Our last blog post explored ways to restrict access to the file system using Linux mount namespaces. In this post, we’ll show you how to restrict access to the network using Linux’s network namespaces. That’s basically a new instance of the Linux network stack. By default a new network namespace contains no network interfaces except a new instance of the loopback interface. The main use cases are Linux containers: Network namespaces allow a container having its own network configuration without the risk of compromising the host.

The Baseline

Consider a requirement where an application needs to ensure that it can no longer access the network or establish new connections. One way to achieve this is by creating a new network namespace.

When the application creates a new network namespace, it can no longer access the network nor the host itself. Access is not denied by the namespace mechanisms themselves, but by the way networking works.
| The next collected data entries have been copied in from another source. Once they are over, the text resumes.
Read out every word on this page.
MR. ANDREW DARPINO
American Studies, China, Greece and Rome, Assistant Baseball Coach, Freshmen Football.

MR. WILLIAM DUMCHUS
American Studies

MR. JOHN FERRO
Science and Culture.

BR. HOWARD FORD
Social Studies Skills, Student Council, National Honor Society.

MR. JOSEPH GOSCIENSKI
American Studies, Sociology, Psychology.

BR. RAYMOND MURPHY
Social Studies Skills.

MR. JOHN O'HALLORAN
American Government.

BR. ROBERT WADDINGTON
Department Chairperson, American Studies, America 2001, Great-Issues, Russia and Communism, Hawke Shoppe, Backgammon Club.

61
There is no network interface to the outside world; all the namespace has is a loopback interface. To connect the network namespace to the outside world the application either has to set up a virtual ethernet connection or move a physical network interface into the namespace. This is usually done by container engines and is a privileged operation. By not doing so, the application is network-wise isolated.

Network Namespaces

An example of multiple network namespaces

An example of multiple network namespaces

Similar to mount namespaces, creating a network namespace requires the CAP_SYS_ADMIN capability. Therefore, an unprivileged application must first create a new user namespace to be able to create a network namespace. For simple unprivileged applications, utilizing the unshare() system call is good enough to create a new user and network namespace to disassociate itself from the network. Thus, a call like unshare(CLONE_NEWNET | CLONE_NEWUSER) is sufficient for unprivileged applications to isolate itself from the network. While the application has all capabilities in the freshly created user namespace and can alter the new network namespaces as it wishes, it has no way to establish a virtual network connection to the parent namespace, nor can it re-enter the parent namespace. This is because it has no capabilities on the host side (the parent namespaces in this case).
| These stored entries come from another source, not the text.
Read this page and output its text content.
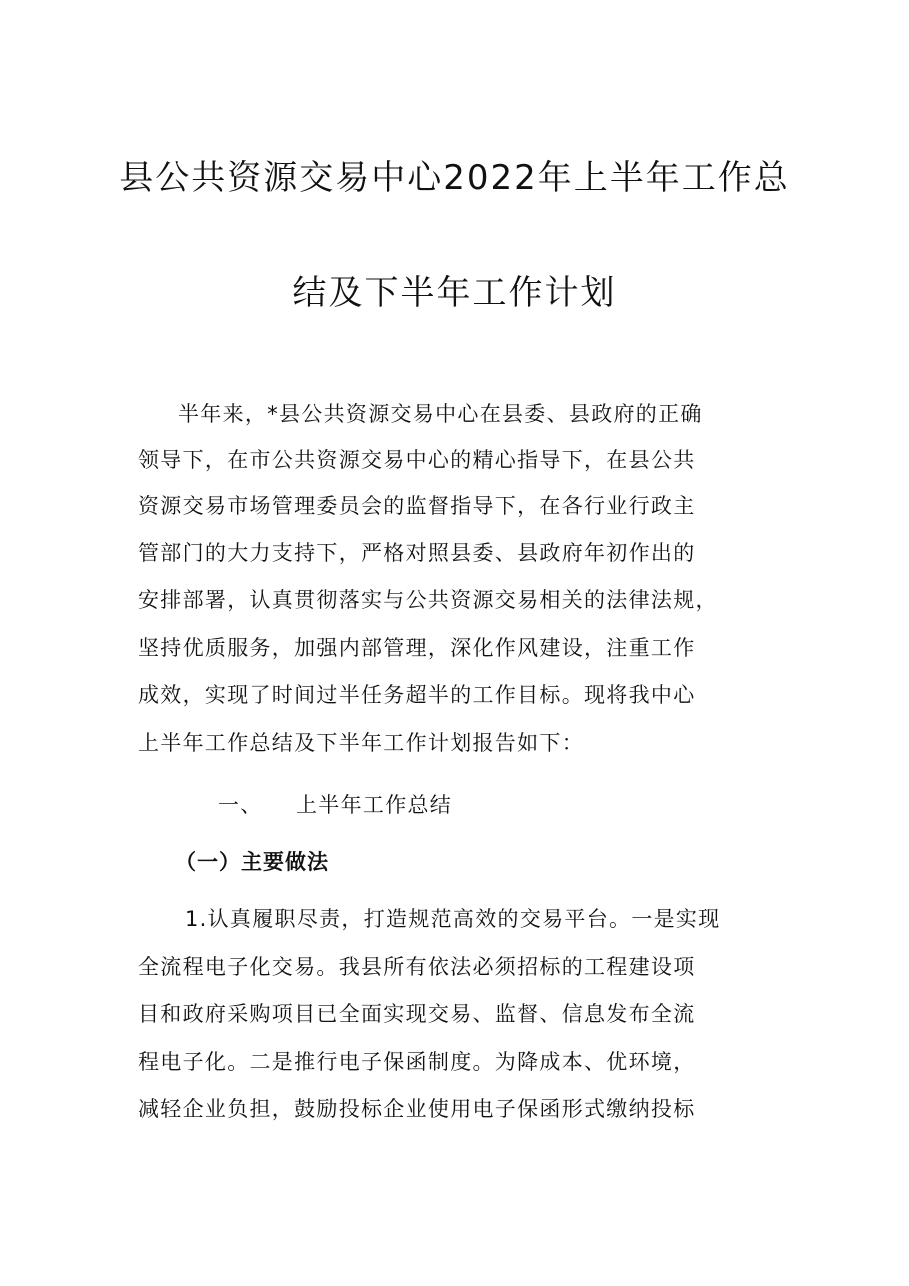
县公共资源交易中心2022年上半年工作总
结及下半年工作计划
半年来，*县公共资源交易中心在县委、县政府的正确
领导下，在市公共资源交易中心的精心指导下，在县公共
资源交易市场管理委员会的监督指导下，在各行业行政主
管部门的大力支持下，严格对照县委、县政府年初作出的
安排部署，认真贯彻落实与公共资源交易相关的法律法规，
坚持优质服务，加强内部管理，深化作风建设，注重工作
成效，实现了时间过半任务超半的工作目标。现将我中心
上半年工作总结及下半年工作计划报告如下：
一、 上半年工作总结
（一）主要做法
1.认真履职尽责，打造规范高效的交易平台。一是实现
全流程电子化交易。我县所有依法必须招标的工程建设项
目和政府采购项目已全面实现交易、监督、信息发布全流
程电子化。二是推行电子保函制度。为降成本、优环境，
减轻企业负担，鼓励投标企业使用电子保函形式缴纳投标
If the application is privileged (i.e., it has CAP_SYS_ADMIN and CAP_NET_ADMIN) then it is crucial to drop privileges inside the new user namespace to avoid escape. Dropping capabilities is usually something you would do with the help of libcap or libcap-ng. Here, we’re using libcap-ng.

The following lines of code outline the needed steps to create a new network namespace and drop privileges.
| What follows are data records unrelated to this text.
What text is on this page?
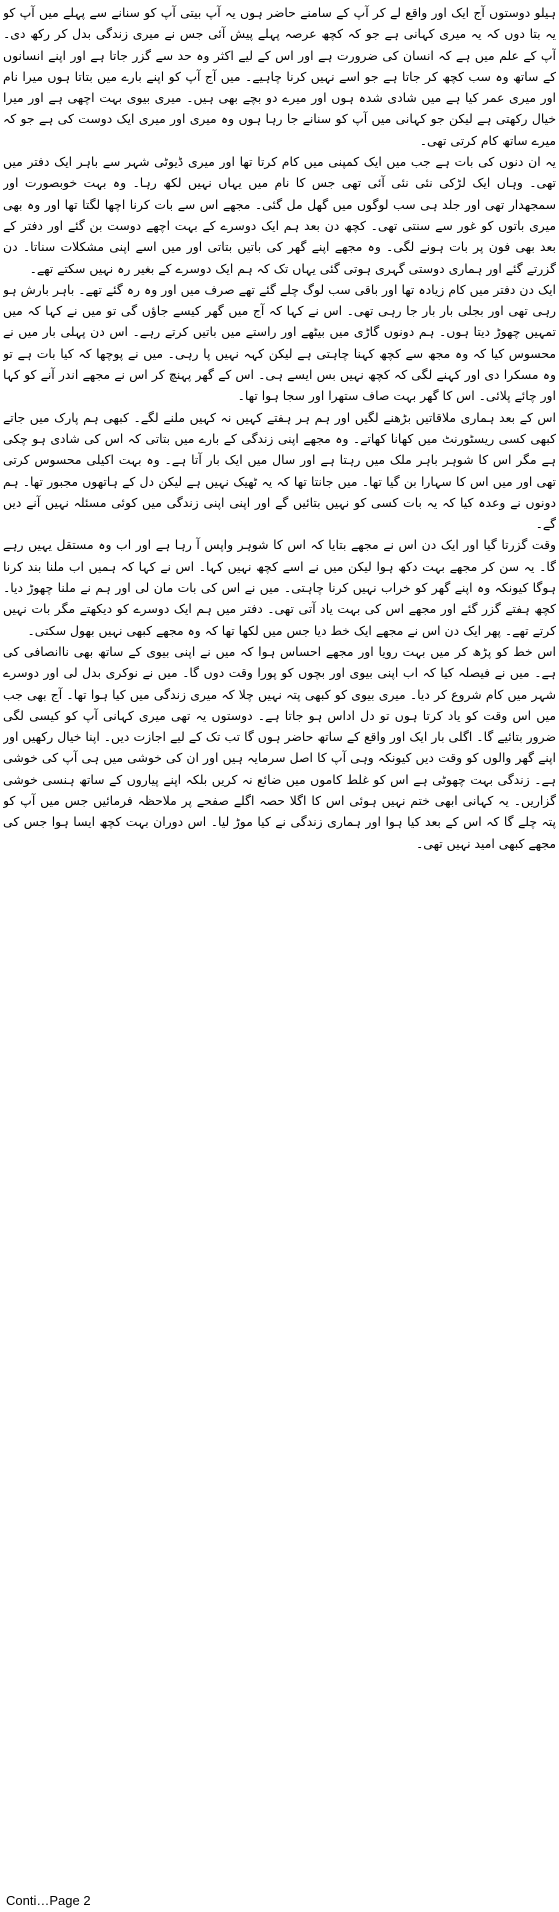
ہیلو دوستوں آج ایک اور واقع لے کر آپ کے سامنے حاضر ہوں یہ آپ بیتی آپ کو سنانے سے پہلے میں آپ کو یہ بتا دوں کہ یہ میری کہانی ہے جو کہ کچھ عرصہ پہلے پیش آئی جس نے میری زندگی بدل کر رکھ دی۔ آپ کے علم میں ہے کہ انسان کی ضرورت ہے اور اس کے لیے اکثر وہ حد سے گزر جاتا ہے اور اپنے انسانوں کے ساتھ وہ سب کچھ کر جاتا ہے جو اسے نہیں کرنا چاہیے۔ میں آج آپ کو اپنے بارے میں بتاتا ہوں میرا نام اور میری عمر کیا ہے میں شادی شدہ ہوں اور میرے دو بچے بھی ہیں۔ میری بیوی بہت اچھی ہے اور میرا خیال رکھتی ہے لیکن جو کہانی میں آپ کو سنانے جا رہا ہوں وہ میری اور میری ایک دوست کی ہے جو کہ میرے ساتھ کام کرتی تھی۔

یہ ان دنوں کی بات ہے جب میں ایک کمپنی میں کام کرتا تھا اور میری ڈیوٹی شہر سے باہر ایک دفتر میں تھی۔ وہاں ایک لڑکی نئی نئی آئی تھی جس کا نام میں یہاں نہیں لکھ رہا۔ وہ بہت خوبصورت اور سمجھدار تھی اور جلد ہی سب لوگوں میں گھل مل گئی۔ مجھے اس سے بات کرنا اچھا لگتا تھا اور وہ بھی میری باتوں کو غور سے سنتی تھی۔ کچھ دن بعد ہم ایک دوسرے کے بہت اچھے دوست بن گئے اور دفتر کے بعد بھی فون پر بات ہونے لگی۔ وہ مجھے اپنے گھر کی باتیں بتاتی اور میں اسے اپنی مشکلات سناتا۔ دن گزرتے گئے اور ہماری دوستی گہری ہوتی گئی یہاں تک کہ ہم ایک دوسرے کے بغیر رہ نہیں سکتے تھے۔

ایک دن دفتر میں کام زیادہ تھا اور باقی سب لوگ چلے گئے تھے صرف میں اور وہ رہ گئے تھے۔ باہر بارش ہو رہی تھی اور بجلی بار بار جا رہی تھی۔ اس نے کہا کہ آج میں گھر کیسے جاؤں گی تو میں نے کہا کہ میں تمہیں چھوڑ دیتا ہوں۔ ہم دونوں گاڑی میں بیٹھے اور راستے میں باتیں کرتے رہے۔ اس دن پہلی بار میں نے محسوس کیا کہ وہ مجھ سے کچھ کہنا چاہتی ہے لیکن کہہ نہیں پا رہی۔ میں نے پوچھا کہ کیا بات ہے تو وہ مسکرا دی اور کہنے لگی کہ کچھ نہیں بس ایسے ہی۔ اس کے گھر پہنچ کر اس نے مجھے اندر آنے کو کہا اور چائے پلائی۔ اس کا گھر بہت صاف ستھرا اور سجا ہوا تھا۔

اس کے بعد ہماری ملاقاتیں بڑھنے لگیں اور ہم ہر ہفتے کہیں نہ کہیں ملنے لگے۔ کبھی ہم پارک میں جاتے کبھی کسی ریسٹورنٹ میں کھانا کھاتے۔ وہ مجھے اپنی زندگی کے بارے میں بتاتی کہ اس کی شادی ہو چکی ہے مگر اس کا شوہر باہر ملک میں رہتا ہے اور سال میں ایک بار آتا ہے۔ وہ بہت اکیلی محسوس کرتی تھی اور میں اس کا سہارا بن گیا تھا۔ میں جانتا تھا کہ یہ ٹھیک نہیں ہے لیکن دل کے ہاتھوں مجبور تھا۔ ہم دونوں نے وعدہ کیا کہ یہ بات کسی کو نہیں بتائیں گے اور اپنی اپنی زندگی میں کوئی مسئلہ نہیں آنے دیں گے۔

وقت گزرتا گیا اور ایک دن اس نے مجھے بتایا کہ اس کا شوہر واپس آ رہا ہے اور اب وہ مستقل یہیں رہے گا۔ یہ سن کر مجھے بہت دکھ ہوا لیکن میں نے اسے کچھ نہیں کہا۔ اس نے کہا کہ ہمیں اب ملنا بند کرنا ہوگا کیونکہ وہ اپنے گھر کو خراب نہیں کرنا چاہتی۔ میں نے اس کی بات مان لی اور ہم نے ملنا چھوڑ دیا۔ کچھ ہفتے گزر گئے اور مجھے اس کی بہت یاد آتی تھی۔ دفتر میں ہم ایک دوسرے کو دیکھتے مگر بات نہیں کرتے تھے۔ پھر ایک دن اس نے مجھے ایک خط دیا جس میں لکھا تھا کہ وہ مجھے کبھی نہیں بھول سکتی۔

اس خط کو پڑھ کر میں بہت رویا اور مجھے احساس ہوا کہ میں نے اپنی بیوی کے ساتھ بھی ناانصافی کی ہے۔ میں نے فیصلہ کیا کہ اب اپنی بیوی اور بچوں کو پورا وقت دوں گا۔ میں نے نوکری بدل لی اور دوسرے شہر میں کام شروع کر دیا۔ میری بیوی کو کبھی پتہ نہیں چلا کہ میری زندگی میں کیا ہوا تھا۔ آج بھی جب میں اس وقت کو یاد کرتا ہوں تو دل اداس ہو جاتا ہے۔ دوستوں یہ تھی میری کہانی آپ کو کیسی لگی ضرور بتائیے گا۔ اگلی بار ایک اور واقع کے ساتھ حاضر ہوں گا تب تک کے لیے اجازت دیں۔ اپنا خیال رکھیں اور اپنے گھر والوں کو وقت دیں کیونکہ وہی آپ کا اصل سرمایہ ہیں اور ان کی خوشی میں ہی آپ کی خوشی ہے۔ زندگی بہت چھوٹی ہے اس کو غلط کاموں میں ضائع نہ کریں بلکہ اپنے پیاروں کے ساتھ ہنسی خوشی گزاریں۔ یہ کہانی ابھی ختم نہیں ہوئی اس کا اگلا حصہ اگلے صفحے پر ملاحظہ فرمائیں جس میں آپ کو پتہ چلے گا کہ اس کے بعد کیا ہوا اور ہماری زندگی نے کیا موڑ لیا۔ اس دوران بہت کچھ ایسا ہوا جس کی مجھے کبھی امید نہیں تھی۔

Conti…Page 2
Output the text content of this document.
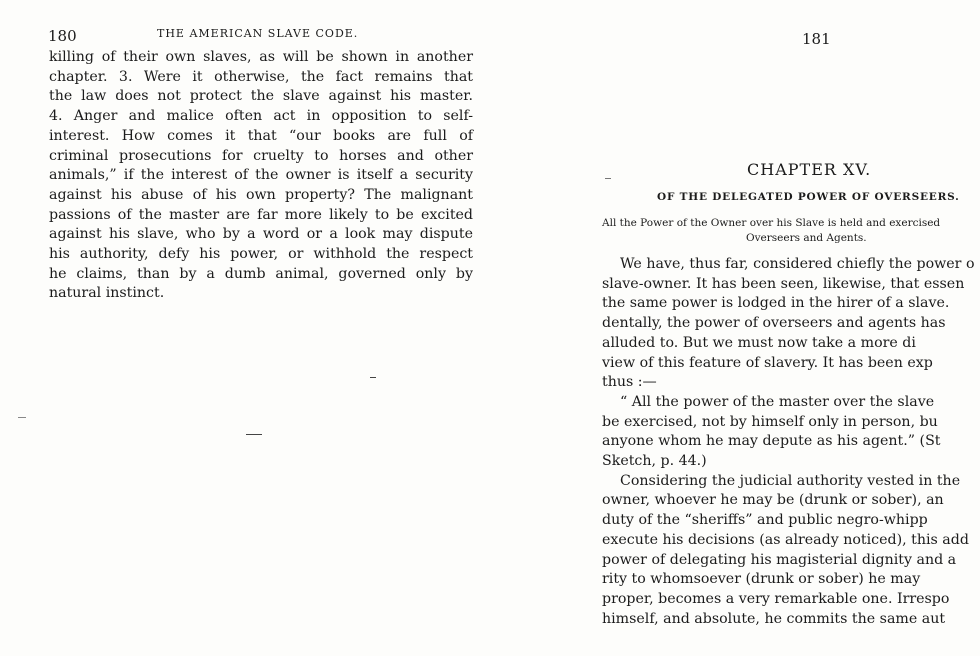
180	THE AMERICAN SLAVE CODE.
killing of their own slaves, as will be shown in another
chapter. 3. Were it otherwise, the fact remains that
the law does not protect the slave against his master.
4. Anger and malice often act in opposition to self-
interest. How comes it that “our books are full of
criminal prosecutions for cruelty to horses and other
animals,” if the interest of the owner is itself a security
against his abuse of his own property? The malignant
passions of the master are far more likely to be excited
against his slave, who by a word or a look may dispute
his authority, defy his power, or withhold the respect
he claims, than by a dumb animal, governed only by
natural instinct.
181
CHAPTER XV.
OF THE DELEGATED POWER OF OVERSEERS.
All the Power of the Owner over his Slave is held and exercised
Overseers and Agents.
We have, thus far, considered chiefly the power o
slave-owner. It has been seen, likewise, that essen
the same power is lodged in the hirer of a slave.
dentally, the power of overseers and agents has
alluded to. But we must now take a more di
view of this feature of slavery. It has been exp
thus :—
“ All the power of the master over the slave
be exercised, not by himself only in person, bu
anyone whom he may depute as his agent.” (St
Sketch, p. 44.)
Considering the judicial authority vested in the
owner, whoever he may be (drunk or sober), an
duty of the “sheriffs” and public negro-whipp
execute his decisions (as already noticed), this add
power of delegating his magisterial dignity and a
rity to whomsoever (drunk or sober) he may
proper, becomes a very remarkable one. Irrespo
himself, and absolute, he commits the same aut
assert(unshare(CLONE_NEWUSER | CLONE_NEWNET) == 0);

assert(capng_lock() == 0);
assert(capng_apply(CAPNG_SELECT_BOTH) == 0);
assert(prctl(PR_SET_NO_NEW_PRIVS, 1, 0, 0, 0) == 0);

Pitfall: Loopback Interface

Network namespaces come with one pitfall: By default the loopback interface is set to down state. If your new network namespace will contain applications that communicate via loopback, don’t forget to bring up the loopback interface. Otherwise, you may observe strange failures because most applications blindly assume loopback.

You can try this yourself using the unshare tool in your favorite shell:

$ unshare -Unr
$ ping localhost
connect: Cannot assign requested address
$ ip link set up dev lo
$ ping localhost
PING localhost(localhost (::1)) 56 data bytes
64 bytes from localhost (::1): icmp_seq=1 ttl=64 time=0.055 ms

Inherited Sockets

Please note that network namespaces, actually Linux namespaces in general, have no influence on existing file handles. Therefore, if your application possesses a file handle to a socket from another network namespace, it can use it in the new network namespace smoothly.

This is a useful feature as it allows creating network servers that can serve a listening socket but are disconnected from the outside world. If an attacker manages to overtake the application, they are unable to create a new socket to reach destinations outside the sandbox. Here you can find a sample application that outlines the idea.


Namespace are not only useful for building containers, but they can also be utilized to restrict access. In this case, we used network namespaces to deny access to the network. For more details on namespaces, see namespaces(7).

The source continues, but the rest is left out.